A quinze petits mois du premier tour des élections présidentielles au Mali, les autorités ne peuvent donner aucune garantie sécuritaire quant à leur tenue, tant l’insécurité va crescendo. Hier, c’était les trois régions du nord ; aujourd’hui c’est le centre et même le sud d’être le foyer de l’insécurité, empêchant non seulement tout effort de développement, mais aussi et surtout devenant le terreau fertile pour le terrorisme. Pourrait-on organiser des élections dans un an et trois mois dans ces zones à risque ? Que fait réellement l’Etat malien pour endiguer l’insécurité ? Les Forces Armées Maliennes vont-elles continuer à payer un lourd tribut ? Où sont les hélicoptères de combat promis tambours battants ? Au cas où les élections ne se tiennent pas à date échue, va-t-on encore recourir à l’avis des neuf Sages de la Cour Constitutionnelle ?
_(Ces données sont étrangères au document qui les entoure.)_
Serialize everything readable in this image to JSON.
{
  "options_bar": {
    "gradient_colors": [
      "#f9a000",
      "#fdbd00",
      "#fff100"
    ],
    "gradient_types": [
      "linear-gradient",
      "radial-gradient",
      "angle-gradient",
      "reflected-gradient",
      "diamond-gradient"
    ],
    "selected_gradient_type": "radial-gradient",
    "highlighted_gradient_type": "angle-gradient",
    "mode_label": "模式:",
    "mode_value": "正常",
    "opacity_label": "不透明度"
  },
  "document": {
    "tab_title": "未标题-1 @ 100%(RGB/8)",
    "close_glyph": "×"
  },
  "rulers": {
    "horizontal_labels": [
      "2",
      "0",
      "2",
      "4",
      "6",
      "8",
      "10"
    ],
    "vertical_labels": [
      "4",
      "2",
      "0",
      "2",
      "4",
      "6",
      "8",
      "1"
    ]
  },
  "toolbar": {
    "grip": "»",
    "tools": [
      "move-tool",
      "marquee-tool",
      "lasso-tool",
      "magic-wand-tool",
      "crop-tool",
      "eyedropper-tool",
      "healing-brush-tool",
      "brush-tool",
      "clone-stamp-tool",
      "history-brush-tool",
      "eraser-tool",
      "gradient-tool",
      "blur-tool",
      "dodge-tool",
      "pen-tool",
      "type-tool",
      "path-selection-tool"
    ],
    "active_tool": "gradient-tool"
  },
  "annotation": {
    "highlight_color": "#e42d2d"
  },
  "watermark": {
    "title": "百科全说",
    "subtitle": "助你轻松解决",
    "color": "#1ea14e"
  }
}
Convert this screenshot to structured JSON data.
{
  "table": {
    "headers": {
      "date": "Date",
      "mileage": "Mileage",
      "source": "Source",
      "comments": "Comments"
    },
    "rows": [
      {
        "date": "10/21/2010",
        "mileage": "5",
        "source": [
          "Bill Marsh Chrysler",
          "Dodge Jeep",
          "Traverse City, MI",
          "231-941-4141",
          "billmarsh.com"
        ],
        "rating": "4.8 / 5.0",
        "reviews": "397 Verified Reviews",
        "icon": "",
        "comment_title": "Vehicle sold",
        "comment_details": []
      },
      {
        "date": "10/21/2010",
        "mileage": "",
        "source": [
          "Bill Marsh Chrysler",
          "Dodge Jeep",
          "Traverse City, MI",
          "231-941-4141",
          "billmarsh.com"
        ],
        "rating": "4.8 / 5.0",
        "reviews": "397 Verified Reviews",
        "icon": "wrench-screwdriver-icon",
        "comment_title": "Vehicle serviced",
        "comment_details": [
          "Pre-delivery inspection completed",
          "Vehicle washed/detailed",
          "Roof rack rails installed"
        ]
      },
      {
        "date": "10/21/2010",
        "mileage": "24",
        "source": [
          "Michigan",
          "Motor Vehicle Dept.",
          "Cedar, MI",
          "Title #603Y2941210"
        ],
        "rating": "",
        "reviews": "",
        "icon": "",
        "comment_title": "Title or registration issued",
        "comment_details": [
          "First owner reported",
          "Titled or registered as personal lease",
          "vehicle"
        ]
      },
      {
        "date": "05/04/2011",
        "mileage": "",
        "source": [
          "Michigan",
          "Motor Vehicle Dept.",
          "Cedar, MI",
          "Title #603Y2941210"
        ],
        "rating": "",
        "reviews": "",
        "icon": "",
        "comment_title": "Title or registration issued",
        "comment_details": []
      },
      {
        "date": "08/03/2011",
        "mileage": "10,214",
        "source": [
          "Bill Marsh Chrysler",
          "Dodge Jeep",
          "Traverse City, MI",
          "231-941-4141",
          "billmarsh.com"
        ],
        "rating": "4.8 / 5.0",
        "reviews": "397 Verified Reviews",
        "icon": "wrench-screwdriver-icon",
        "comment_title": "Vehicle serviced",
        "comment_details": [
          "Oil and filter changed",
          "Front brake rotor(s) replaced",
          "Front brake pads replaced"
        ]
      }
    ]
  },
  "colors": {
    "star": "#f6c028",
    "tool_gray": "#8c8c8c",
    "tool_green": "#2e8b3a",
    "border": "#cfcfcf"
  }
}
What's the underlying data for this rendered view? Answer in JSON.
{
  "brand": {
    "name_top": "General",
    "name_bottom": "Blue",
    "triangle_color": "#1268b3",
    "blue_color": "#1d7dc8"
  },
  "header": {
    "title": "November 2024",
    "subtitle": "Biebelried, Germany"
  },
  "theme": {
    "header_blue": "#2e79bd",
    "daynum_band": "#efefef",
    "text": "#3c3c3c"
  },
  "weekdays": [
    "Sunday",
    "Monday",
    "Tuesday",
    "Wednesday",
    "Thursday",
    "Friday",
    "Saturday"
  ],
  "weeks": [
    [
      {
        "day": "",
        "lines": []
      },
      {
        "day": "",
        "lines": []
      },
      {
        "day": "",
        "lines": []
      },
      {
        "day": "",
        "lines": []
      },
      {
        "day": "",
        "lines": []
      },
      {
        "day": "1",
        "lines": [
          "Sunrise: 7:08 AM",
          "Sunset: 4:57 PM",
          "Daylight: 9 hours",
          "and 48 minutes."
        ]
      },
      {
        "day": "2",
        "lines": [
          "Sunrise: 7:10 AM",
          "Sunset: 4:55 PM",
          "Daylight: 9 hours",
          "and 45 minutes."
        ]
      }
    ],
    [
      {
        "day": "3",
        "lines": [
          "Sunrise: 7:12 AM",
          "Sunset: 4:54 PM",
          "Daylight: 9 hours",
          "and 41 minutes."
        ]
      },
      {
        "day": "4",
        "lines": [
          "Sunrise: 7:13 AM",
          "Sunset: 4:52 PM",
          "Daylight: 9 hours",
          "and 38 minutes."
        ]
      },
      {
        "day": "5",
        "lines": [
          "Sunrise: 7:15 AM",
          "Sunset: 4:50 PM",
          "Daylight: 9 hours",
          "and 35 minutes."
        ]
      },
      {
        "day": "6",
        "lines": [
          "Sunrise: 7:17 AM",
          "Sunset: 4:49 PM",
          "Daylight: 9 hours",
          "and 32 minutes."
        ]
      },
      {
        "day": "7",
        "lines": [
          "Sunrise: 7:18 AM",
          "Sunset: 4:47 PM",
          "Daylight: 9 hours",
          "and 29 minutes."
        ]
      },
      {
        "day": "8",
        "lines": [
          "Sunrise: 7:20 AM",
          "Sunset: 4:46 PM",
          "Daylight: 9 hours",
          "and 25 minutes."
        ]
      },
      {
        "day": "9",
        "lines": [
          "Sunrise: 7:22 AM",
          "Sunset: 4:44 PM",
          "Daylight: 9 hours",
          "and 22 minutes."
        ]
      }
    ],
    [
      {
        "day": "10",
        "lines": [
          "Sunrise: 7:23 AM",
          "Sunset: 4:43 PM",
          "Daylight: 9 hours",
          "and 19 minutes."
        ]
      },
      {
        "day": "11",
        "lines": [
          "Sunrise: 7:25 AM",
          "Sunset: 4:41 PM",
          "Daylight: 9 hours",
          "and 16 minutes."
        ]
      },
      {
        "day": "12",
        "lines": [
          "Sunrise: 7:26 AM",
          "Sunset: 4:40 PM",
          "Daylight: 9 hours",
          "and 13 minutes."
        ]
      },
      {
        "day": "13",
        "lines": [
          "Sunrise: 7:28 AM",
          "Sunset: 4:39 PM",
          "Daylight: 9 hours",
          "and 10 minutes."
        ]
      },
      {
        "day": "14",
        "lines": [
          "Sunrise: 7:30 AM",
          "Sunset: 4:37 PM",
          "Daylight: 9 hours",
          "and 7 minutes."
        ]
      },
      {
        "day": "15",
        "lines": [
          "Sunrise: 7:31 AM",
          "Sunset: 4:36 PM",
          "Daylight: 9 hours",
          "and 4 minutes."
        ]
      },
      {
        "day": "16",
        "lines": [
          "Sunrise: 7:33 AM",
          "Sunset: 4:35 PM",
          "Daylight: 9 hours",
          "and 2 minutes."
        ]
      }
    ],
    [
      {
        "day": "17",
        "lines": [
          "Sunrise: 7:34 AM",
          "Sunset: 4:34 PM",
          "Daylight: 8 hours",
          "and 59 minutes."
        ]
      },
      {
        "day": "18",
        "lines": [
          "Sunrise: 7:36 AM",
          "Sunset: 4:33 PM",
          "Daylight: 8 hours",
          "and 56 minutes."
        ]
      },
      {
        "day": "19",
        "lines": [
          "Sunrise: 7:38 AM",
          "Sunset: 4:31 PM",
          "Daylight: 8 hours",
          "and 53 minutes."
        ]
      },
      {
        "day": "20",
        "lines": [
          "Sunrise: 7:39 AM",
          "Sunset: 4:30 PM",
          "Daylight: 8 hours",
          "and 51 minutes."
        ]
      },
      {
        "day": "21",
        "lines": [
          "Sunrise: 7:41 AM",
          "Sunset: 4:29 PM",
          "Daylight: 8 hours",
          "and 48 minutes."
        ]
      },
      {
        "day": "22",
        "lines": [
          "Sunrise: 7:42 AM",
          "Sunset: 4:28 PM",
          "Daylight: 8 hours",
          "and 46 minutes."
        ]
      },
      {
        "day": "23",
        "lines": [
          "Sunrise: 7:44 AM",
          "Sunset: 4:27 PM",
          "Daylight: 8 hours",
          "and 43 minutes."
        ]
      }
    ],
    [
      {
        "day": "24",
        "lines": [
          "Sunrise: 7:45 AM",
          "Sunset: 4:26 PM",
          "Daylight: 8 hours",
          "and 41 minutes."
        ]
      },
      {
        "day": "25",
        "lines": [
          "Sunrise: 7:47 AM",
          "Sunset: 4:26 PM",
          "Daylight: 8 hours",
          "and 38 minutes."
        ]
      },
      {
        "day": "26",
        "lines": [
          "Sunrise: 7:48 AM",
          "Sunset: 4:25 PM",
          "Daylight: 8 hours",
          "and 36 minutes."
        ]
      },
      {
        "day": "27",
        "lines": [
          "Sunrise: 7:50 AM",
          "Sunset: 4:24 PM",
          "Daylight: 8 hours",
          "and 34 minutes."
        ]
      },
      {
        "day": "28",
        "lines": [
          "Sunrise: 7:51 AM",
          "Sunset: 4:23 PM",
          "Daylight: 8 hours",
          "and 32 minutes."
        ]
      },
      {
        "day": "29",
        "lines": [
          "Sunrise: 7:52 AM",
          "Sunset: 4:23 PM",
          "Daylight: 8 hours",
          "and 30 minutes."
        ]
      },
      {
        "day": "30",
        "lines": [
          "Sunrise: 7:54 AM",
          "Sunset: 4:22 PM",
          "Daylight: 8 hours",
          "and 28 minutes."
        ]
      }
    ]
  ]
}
Les dernières élections tenues au Mali ont été celles des communales en 2016. Mêmes celles-là n’ont pas pu se tenir dans plus d’une cinquantaine de communes au centre du pays, à cause de l’insécurité. Les locales ou élections des Conseils de cercle ont été reportées, les régionales connaitront sans nul doute le même sort. Comment dans ces conditions d’insécurité récurrente pourrait-on organiser des élections, quelles qu’elles soient au Mali ? C’est la question que bon nombre d’observateurs se posent aujourd’hui et à juste raison. Les FAMA, encore sous équipées et démoralisées, peinent à faire face à leur mission régalienne, parce que les fleurs n’ont pas suivi leur promesse de fruit. Les engagements pris par les autorités tardent à se concrétiser. La plupart des signaux de la non-tenue des élections en 2018 semblent être allumés et les autorités feignent d’ignorer cette évidente réalité. Si d’aventure cette situation ne s’améliore pas avant la date des élections, il est fort possible qu’on tombe dans le scénario de 2012 où les élections n’ont pas pu être organisées à l’issue des quarante jours prévus par la Constitution. Dans ce cas, deux hypothèses s’offrent à nous. La première est de choisir la voie constitutionnelle consistant en la saisine des neuf Sages pour indiquer une voie qui ne violerait pas la Constitution. La seconde serait de recourir à un dialogue politique pouvant amener la classe politique à trouver une solution consensuelle qui préserverait la paix et l’unité nationale. Ce dialogue peut aboutir au choix d’une personnalité convenue pour diriger une transition durant laquelle les grandes préoccupations seront prises en compte et une élection présidentielle sera organisée.
En somme, gouverner étant prévoir, il est plus que jamais urgent d’engager les débats autour des questions cruciales de l’heure pour ne pas être pris au dépourvu et gérer les conséquences.